3. It shall be employed to allow the person the greatest possible comfort and to avoid physical injury and mental distress;

4. The person being restrained shall be held or placed in a position that allows airway access and does not compromise respiration. A face-down position shall not be used, unless:
a. there is a specified preference by the person and no psychological or medical contraindication to its use; or

b. there is an overriding psychological or medical justification for its use, which shall be documented.

5. A staff debriefing shall be conducted in accordance with the provider's plan for prevention of the use of emergency physical restraint. The person who was subject to physical restraint shall separately be asked to debrief. These debriefings shall occur as soon as possible after the restraint.

6. A youth debriefing shall be conducted in accordance with the provider's strategic plan for the prevention of the use of emergency physical restraint. The youth's legally authorized representative, if any, shall be invited to participate in the debriefing process. Subject to the legally authorized representative's consent, the youth may invite others such as preferred staff or another family member to attend the debriefing and participate in the process. The intent of the debriefing is to learn about the circumstances that contributed to the restraint, heal the breach in the therapeutic alliance, and adjust the treatment plan or crisis prevention plan to prevent recurrence.

(c) The use of physical restraint shall be noted in the person's record.

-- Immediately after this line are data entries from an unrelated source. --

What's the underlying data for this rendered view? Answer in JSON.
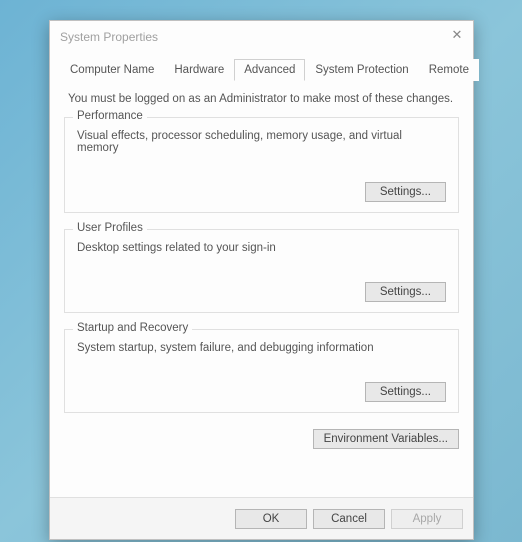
{
  "window": {
    "title": "System Properties"
  },
  "tabs": {
    "computer_name": "Computer Name",
    "hardware": "Hardware",
    "advanced": "Advanced",
    "system_protection": "System Protection",
    "remote": "Remote"
  },
  "instruction": "You must be logged on as an Administrator to make most of these changes.",
  "performance": {
    "legend": "Performance",
    "desc": "Visual effects, processor scheduling, memory usage, and virtual memory",
    "settings_btn": "Settings..."
  },
  "user_profiles": {
    "legend": "User Profiles",
    "desc": "Desktop settings related to your sign-in",
    "settings_btn": "Settings..."
  },
  "startup": {
    "legend": "Startup and Recovery",
    "desc": "System startup, system failure, and debugging information",
    "settings_btn": "Settings..."
  },
  "env_vars_btn": "Environment Variables...",
  "dialog": {
    "ok": "OK",
    "cancel": "Cancel",
    "apply": "Apply"
  }
}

This notation shall include:
1. A description of the restraint;

2. The reason for the restraint;

3. Whether the person's crisis prevention plan was followed;

4. The types of less restrictive alternatives, including sensory interventions, if any, which were attempted before the use of physical restraint, and if none were attempted, the reason(s) why.

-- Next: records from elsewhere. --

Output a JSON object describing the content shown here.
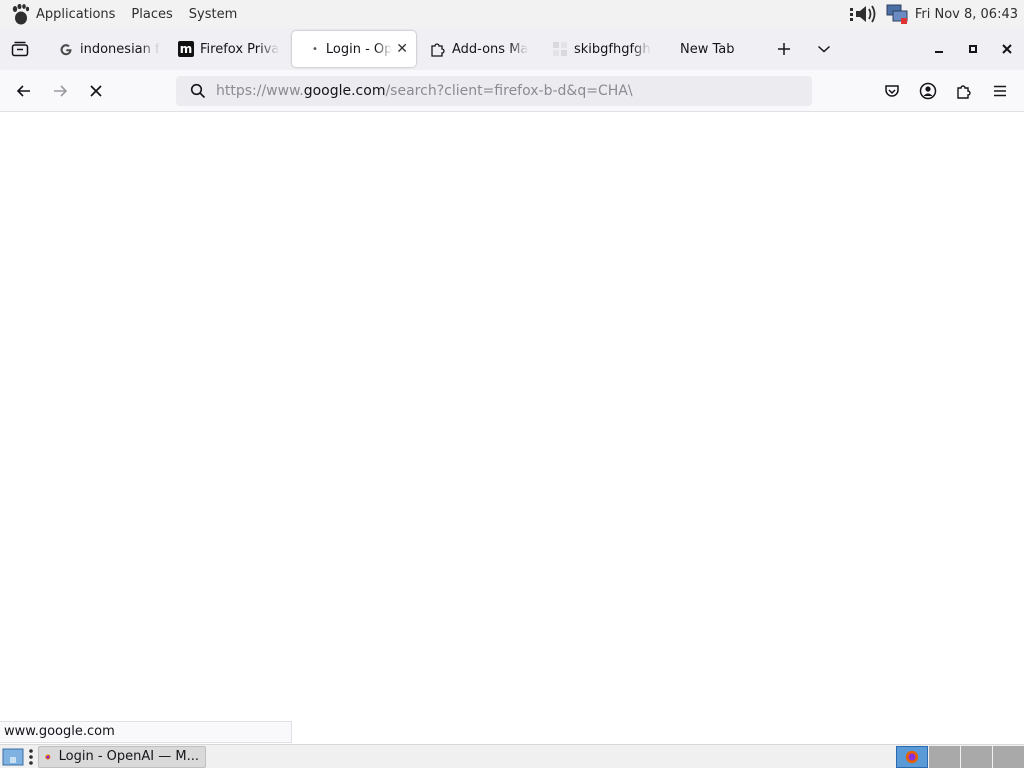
{
  "top_panel": {
    "menus": [
      "Applications",
      "Places",
      "System"
    ],
    "clock": "Fri Nov  8, 06:43"
  },
  "tabs": [
    {
      "label": "indonesian f",
      "icon": "google-g-icon",
      "active": false
    },
    {
      "label": "Firefox Priva",
      "icon": "mozilla-m-icon",
      "active": false
    },
    {
      "label": "Login - Op",
      "icon": "loading-dot-icon",
      "active": true
    },
    {
      "label": "Add-ons Ma",
      "icon": "puzzle-icon",
      "active": false
    },
    {
      "label": "skibgfhgfgh",
      "icon": "generic-page-icon",
      "active": false
    },
    {
      "label": "New Tab",
      "icon": "",
      "active": false
    }
  ],
  "urlbar": {
    "prefix": "https://www.",
    "domain": "google.com",
    "suffix": "/search?client=firefox-b-d&q=CHA\\"
  },
  "status_link": "www.google.com",
  "taskbar": {
    "window_title": "Login - OpenAI — M..."
  },
  "colors": {
    "accent": "#0060df",
    "panel_bg": "#f2f2f2",
    "tabstrip_bg": "#f0f0f4"
  }
}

5. The name of the staff person authorizing the restraint and of all staff involved in the restraint;

6. The time or times the restraint was used;

7. The duration of the restraint;

8. Any subsequent revisions to the person's treatment plan or crisis prevention plan as a result of the restraint episode;

9. Documentation of communication to inform staff, legally authorized representative, and others involved in the event regarding the episode of restraint, as well as any subsequent changes in the person's treatment plan or crisis intervention plan as a result of the episode; and

10. A summary of the debriefing activities.

(d) If emergency physical restraint is used, the Director or designee shall ensure there is a timely review of the person's treatment plan and crisis prevention plan as applicable to evaluate the need for appropriate clinical interventions. If the person experiences the use of physical restraint for a period greater than 15 minutes or more than one physical restraint within a 24-hour period, the Director or designee shall initiate the review immediately.

(e) Notifications; Monthly Reports; Human Rights Committee Review.
1. The person's legally authorized representative, if any, shall be notified of the physical restraint as soon as possible, but no later than the next business day.

2. The service's Human Rights Officer shall be notified of the physical restraint as soon as possible, but no later than the next business day.

3. At the end of any month in which physical restraint was utilized in a service, the Director shall submit a report to the Human Rights Committee on the nature and frequency of physical restraint in the service during that month.
a. A copy of this report shall be kept on file at the applicable service site or at the provider's administrative office;

b. The Human Rights Committee shall review the report to determine if there has been an inappropriate reliance on the use of restraint, either as to the service as a whole or as to any individual person(s) at a service site; and

c. The Human Rights Committee may make recommendations concerning necessary technical assistance or modification of the service to the Director and the appropriate Area Director.

(5) The Human Rights Committee shall review all complaints concerning the threat or use of restraint and, where appropriate, refer complaints for investigation in accordance with the requirements of 104 CMR 32.00: Investigation and Reporting Responsibilities.